EDITORIAL: Adotar é ato de amor em qualquer tempo

O interesse de casais em adotar apenas crianças com menos de três anos de idade tem causado preocupação.


É cada vez maior o número de crianças que estão ficando nos abrigos a partir de três anos de idade. O interesse de casais em adotar apenas crianças com menos de três anos de idade tem causado preocupação.


Dados de 2017 apontam que, em média, havia 7,7 pessoas querendo adotar para cada criança ou jovem disponível. Mas os números não significam muito, pois a idade avançada das crianças e dos jovens se tornou um dos fatores que mais limita a adoção.


Quase 55% de todos os pretendentes à adoção só aceita crianças de zero a três anos. Este número cai drasticamente com crianças maiores de seis anos. Apenas 6,81% aceitam meninas ou meninos de sete a nove anos.


E a taxa piora ainda mais dos dez aos 17, indo para 1,92%. Enquanto isso, a realidade nos centros de acolhimento é inversamente proporcional. Crianças se tornam adolescentes e esperam infinitamente pela adoção, que não vem. A situação melhorou um pouco nos últimos dois anos, mas ainda preocupa.


Pais têm receios quando decidem adotar e percebem que existe a opção de adotar uma criança com mais de três anos. Refletem sobre a vulnerabilidade da criança ou adolescente, se passou por sofrimentos, rompimentos afetivos, experiências por vezes traumáticas.

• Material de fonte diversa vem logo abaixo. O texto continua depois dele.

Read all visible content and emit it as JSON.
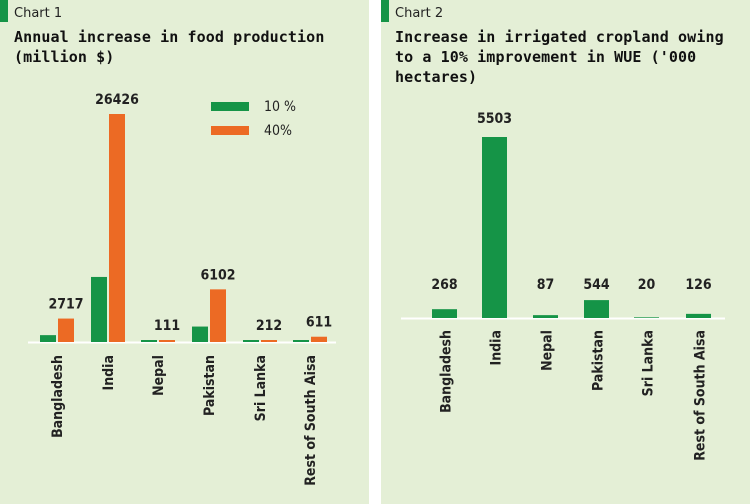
{
  "colors": {
    "green": "#159447",
    "orange": "#ec6a24",
    "panel_bg": "#e4efd6",
    "axis": "#ffffff"
  },
  "chart_data": [
    {
      "type": "bar",
      "label": "Chart 1",
      "title": "Annual increase in food production (million $)",
      "categories": [
        "Bangladesh",
        "India",
        "Nepal",
        "Pakistan",
        "Sri Lanka",
        "Rest of South Aisa"
      ],
      "series": [
        {
          "name": "10 %",
          "color": "#159447",
          "values": [
            795,
            7540,
            45,
            1790,
            50,
            160
          ]
        },
        {
          "name": "40%",
          "color": "#ec6a24",
          "values": [
            2717,
            26426,
            111,
            6102,
            212,
            611
          ]
        }
      ],
      "value_labels": [
        "2717",
        "26426",
        "111",
        "6102",
        "212",
        "611"
      ],
      "legend": "top-right",
      "ylim": [
        0,
        27000
      ]
    },
    {
      "type": "bar",
      "label": "Chart 2",
      "title": "Increase in irrigated cropland owing to a 10% improvement in WUE ('000 hectares)",
      "categories": [
        "Bangladesh",
        "India",
        "Nepal",
        "Pakistan",
        "Sri Lanka",
        "Rest of South Aisa"
      ],
      "series": [
        {
          "color": "#159447",
          "values": [
            268,
            5503,
            87,
            544,
            20,
            126
          ]
        }
      ],
      "value_labels": [
        "268",
        "5503",
        "87",
        "544",
        "20",
        "126"
      ],
      "ylim": [
        0,
        5600
      ]
    }
  ]
}
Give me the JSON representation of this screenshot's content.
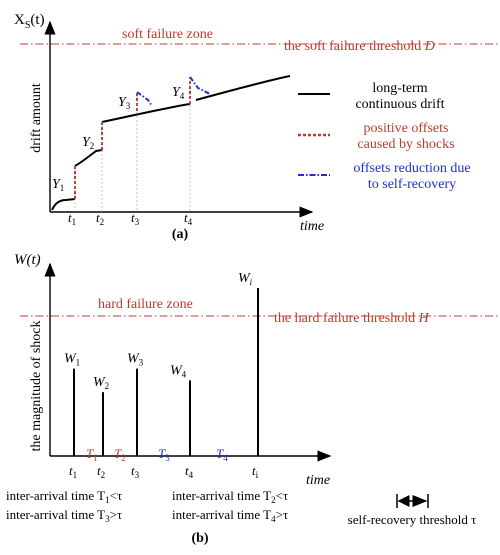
{
  "colors": {
    "black": "#000000",
    "red_label": "#c0392b",
    "red_line": "#c0392b",
    "blue": "#1f2fd0",
    "dash_red": "#c0392b"
  },
  "panel_a": {
    "y_axis_symbol": "X",
    "y_axis_subscript": "S",
    "y_axis_suffix": "(t)",
    "y_label": "drift amount",
    "x_label": "time",
    "zone_label": "soft failure zone",
    "threshold_label": "the soft failure threshold",
    "threshold_symbol": "D",
    "caption": "(a)",
    "ticks": [
      "t",
      "t",
      "t",
      "t"
    ],
    "tick_subs": [
      "1",
      "2",
      "3",
      "4"
    ],
    "marks": [
      {
        "sym": "Y",
        "sub": "1"
      },
      {
        "sym": "Y",
        "sub": "2"
      },
      {
        "sym": "Y",
        "sub": "3"
      },
      {
        "sym": "Y",
        "sub": "4"
      }
    ],
    "legend": {
      "drift_line1": "long-term",
      "drift_line2": "continuous drift",
      "shock_line1": "positive offsets",
      "shock_line2": "caused by shocks",
      "recover_line1": "offsets reduction due",
      "recover_line2": "to self-recovery"
    }
  },
  "panel_b": {
    "y_axis_label": "W(t)",
    "y_label": "the magnitude of shock",
    "x_label": "time",
    "zone_label": "hard failure zone",
    "threshold_label": "the hard failure threshold",
    "threshold_symbol": "H",
    "caption": "(b)",
    "shocks": [
      {
        "sym": "W",
        "sub": "1",
        "magnitude": 0.52
      },
      {
        "sym": "W",
        "sub": "2",
        "magnitude": 0.38
      },
      {
        "sym": "W",
        "sub": "3",
        "magnitude": 0.52
      },
      {
        "sym": "W",
        "sub": "4",
        "magnitude": 0.45
      },
      {
        "sym": "W",
        "sub": "i",
        "magnitude": 1.0
      }
    ],
    "ticks": [
      {
        "sym": "t",
        "sub": "1"
      },
      {
        "sym": "t",
        "sub": "2"
      },
      {
        "sym": "t",
        "sub": "3"
      },
      {
        "sym": "t",
        "sub": "4"
      },
      {
        "sym": "t",
        "sub": "i"
      }
    ],
    "intervals": [
      {
        "sym": "T",
        "sub": "1",
        "color": "red"
      },
      {
        "sym": "T",
        "sub": "2",
        "color": "red"
      },
      {
        "sym": "T",
        "sub": "3",
        "color": "blue"
      },
      {
        "sym": "T",
        "sub": "4",
        "color": "blue"
      }
    ],
    "notes": {
      "n1": "inter-arrival time T",
      "n1_sub": "1",
      "n1_rel": "<τ",
      "n2": "inter-arrival time T",
      "n2_sub": "2",
      "n2_rel": "<τ",
      "n3": "inter-arrival time T",
      "n3_sub": "3",
      "n3_rel": ">τ",
      "n4": "inter-arrival time T",
      "n4_sub": "4",
      "n4_rel": ">τ"
    },
    "recovery_label": "self-recovery threshold τ"
  }
}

A boa notícia é que o Ministério da Mulher, Família e Direitos Humanos vai lançar uma campanha de incentivo à adoção de crianças e adolescentes, com foco na adoção tardia. O governo estuda mandar para o Congresso um projeto de lei para promover mudanças na Lei da Adoção. A campanha será focada em adoção tardia e vai trabalhar também a adoção de crianças com doenças raras, crianças com deficiência física ou mental.

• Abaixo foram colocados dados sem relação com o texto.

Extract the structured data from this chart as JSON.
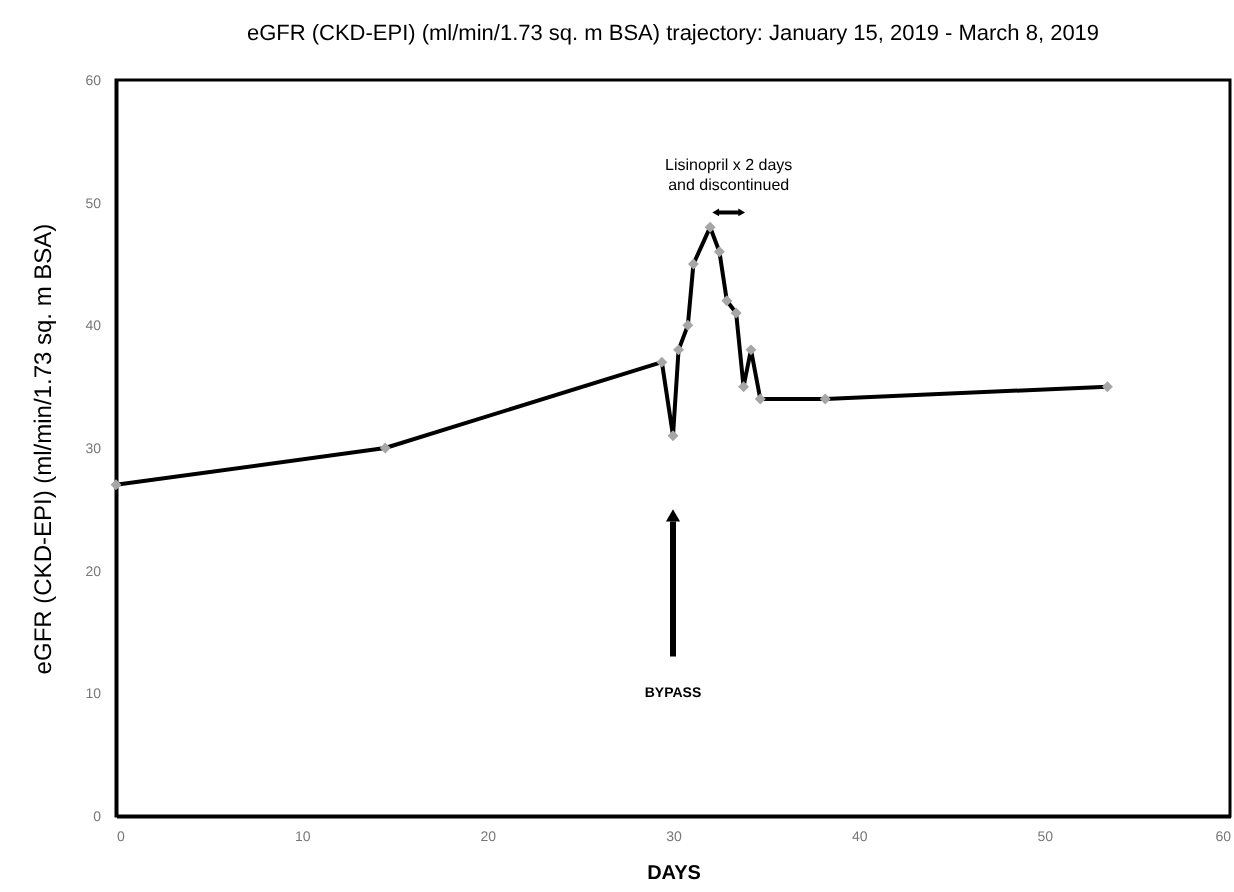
{
  "chart_data": {
    "type": "line",
    "title": "eGFR (CKD-EPI) (ml/min/1.73 sq. m BSA) trajectory: January 15, 2019 - March 8, 2019",
    "xlabel": "DAYS",
    "ylabel": "eGFR (CKD-EPI) (ml/min/1.73 sq. m BSA)",
    "x": [
      0,
      14.5,
      29.4,
      30,
      30.3,
      30.8,
      31.1,
      32,
      32.5,
      32.9,
      33.4,
      33.8,
      34.2,
      34.7,
      38.2,
      53.4
    ],
    "series": [
      {
        "color": "#000000",
        "values": [
          27,
          30,
          37,
          31,
          38,
          40,
          45,
          48,
          46,
          42,
          41,
          35,
          38,
          34,
          34,
          35
        ]
      }
    ],
    "xlim": [
      0,
      60
    ],
    "xticks": [
      0,
      10,
      20,
      30,
      40,
      50,
      60
    ],
    "ylim": [
      0,
      60
    ],
    "yticks": [
      0,
      10,
      20,
      30,
      40,
      50,
      60
    ],
    "grid": false,
    "marker": "diamond",
    "line_style": "solid",
    "annotations": [
      "BYPASS",
      "Lisinopril x 2 days\nand discontinued"
    ]
  }
}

A lei de adoção sofreu modificações em 2017, mas ainda é considerada pelo governo como burocrática e lenta. A legislação atual determina, entre outros pontos, que a reavaliação da situação das crianças em programa de acolhimento familiar ou institucional ocorra de três em três meses. Ela também estabelece prazo de um mês sem contato da família para que recém-nascidos e crianças sejam incluídos no cadastro de adoção.


A intenção de mudar a legislação é fazer com que todo o procedimento dure nove meses, em uma alusão ao tempo de gestação de um bebê. No máximo nove meses entre a destituição do pátrio poder e o deferimento da adoção.

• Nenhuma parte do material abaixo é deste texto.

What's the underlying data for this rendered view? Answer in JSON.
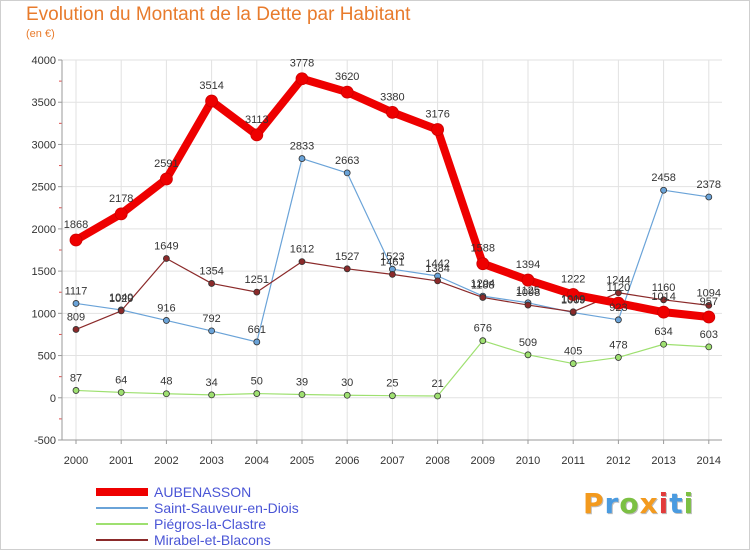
{
  "title": "Evolution du Montant de la Dette par Habitant",
  "subtitle": "(en €)",
  "logo": {
    "text": "Proxiti",
    "colors": [
      "#f39a1e",
      "#4a9be0",
      "#7cc043",
      "#f39a1e",
      "#e23b3b",
      "#4a9be0",
      "#7cc043"
    ]
  },
  "chart_data": {
    "type": "line",
    "x": [
      "2000",
      "2001",
      "2002",
      "2003",
      "2004",
      "2005",
      "2006",
      "2007",
      "2008",
      "2009",
      "2010",
      "2011",
      "2012",
      "2013",
      "2014"
    ],
    "ylim": [
      -500,
      4000
    ],
    "yticks": [
      "-500",
      "0",
      "500",
      "1000",
      "1500",
      "2000",
      "2500",
      "3000",
      "3500",
      "4000"
    ],
    "legend_position": "bottom-left",
    "series": [
      {
        "name": "AUBENASSON",
        "color": "#ee0000",
        "width": 8,
        "marker": 6,
        "values": [
          1868,
          2178,
          2591,
          3514,
          3113,
          3778,
          3620,
          3380,
          3176,
          1588,
          1394,
          1222,
          1120,
          1014,
          957
        ],
        "labels": [
          "1868",
          "2178",
          "2591",
          "3514",
          "3113",
          "3778",
          "3620",
          "3380",
          "3176",
          "1588",
          "1394",
          "1222",
          "1120",
          "1014",
          "957"
        ]
      },
      {
        "name": "Saint-Sauveur-en-Diois",
        "color": "#6aa3d8",
        "width": 1.2,
        "marker": 3,
        "values": [
          1117,
          1040,
          916,
          792,
          661,
          2833,
          2663,
          1523,
          1442,
          1204,
          1125,
          1009,
          923,
          2458,
          2378
        ],
        "labels": [
          "1117",
          "1040",
          "916",
          "792",
          "661",
          "2833",
          "2663",
          "1523",
          "1442",
          "1204",
          "1125",
          "1009",
          "923",
          "2458",
          "2378"
        ]
      },
      {
        "name": "Piégros-la-Clastre",
        "color": "#9ee070",
        "width": 1.2,
        "marker": 3,
        "values": [
          87,
          64,
          48,
          34,
          50,
          39,
          30,
          25,
          21,
          676,
          509,
          405,
          478,
          634,
          603
        ],
        "labels": [
          "87",
          "64",
          "48",
          "34",
          "50",
          "39",
          "30",
          "25",
          "21",
          "676",
          "509",
          "405",
          "478",
          "634",
          "603"
        ]
      },
      {
        "name": "Mirabel-et-Blacons",
        "color": "#8b2a2a",
        "width": 1.2,
        "marker": 3,
        "values": [
          809,
          1029,
          1649,
          1354,
          1251,
          1612,
          1527,
          1461,
          1384,
          1188,
          1098,
          1019,
          1244,
          1160,
          1094
        ],
        "labels": [
          "809",
          "1029",
          "1649",
          "1354",
          "1251",
          "1612",
          "1527",
          "1461",
          "1384",
          "1188",
          "1098",
          "1019",
          "1244",
          "1160",
          "1094"
        ]
      }
    ]
  }
}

Dados do Cadastro Nacional de Adoção (CNA), vinculado ao Conselho Nacional de Justiça (CNJ), mostram que atualmente existem 45.991 pessoas interessadas em adotar e 9.524 crianças e adolescentes aptos para ser adotados. No entanto, cerca de 47 mil crianças e adolescentes ainda estão com situação indefinida e inseridas em programas de acolhimento institucional. Segundo a ministra, a intenção é que a campanha também colabore para a adoção dessas crianças e adolescentes.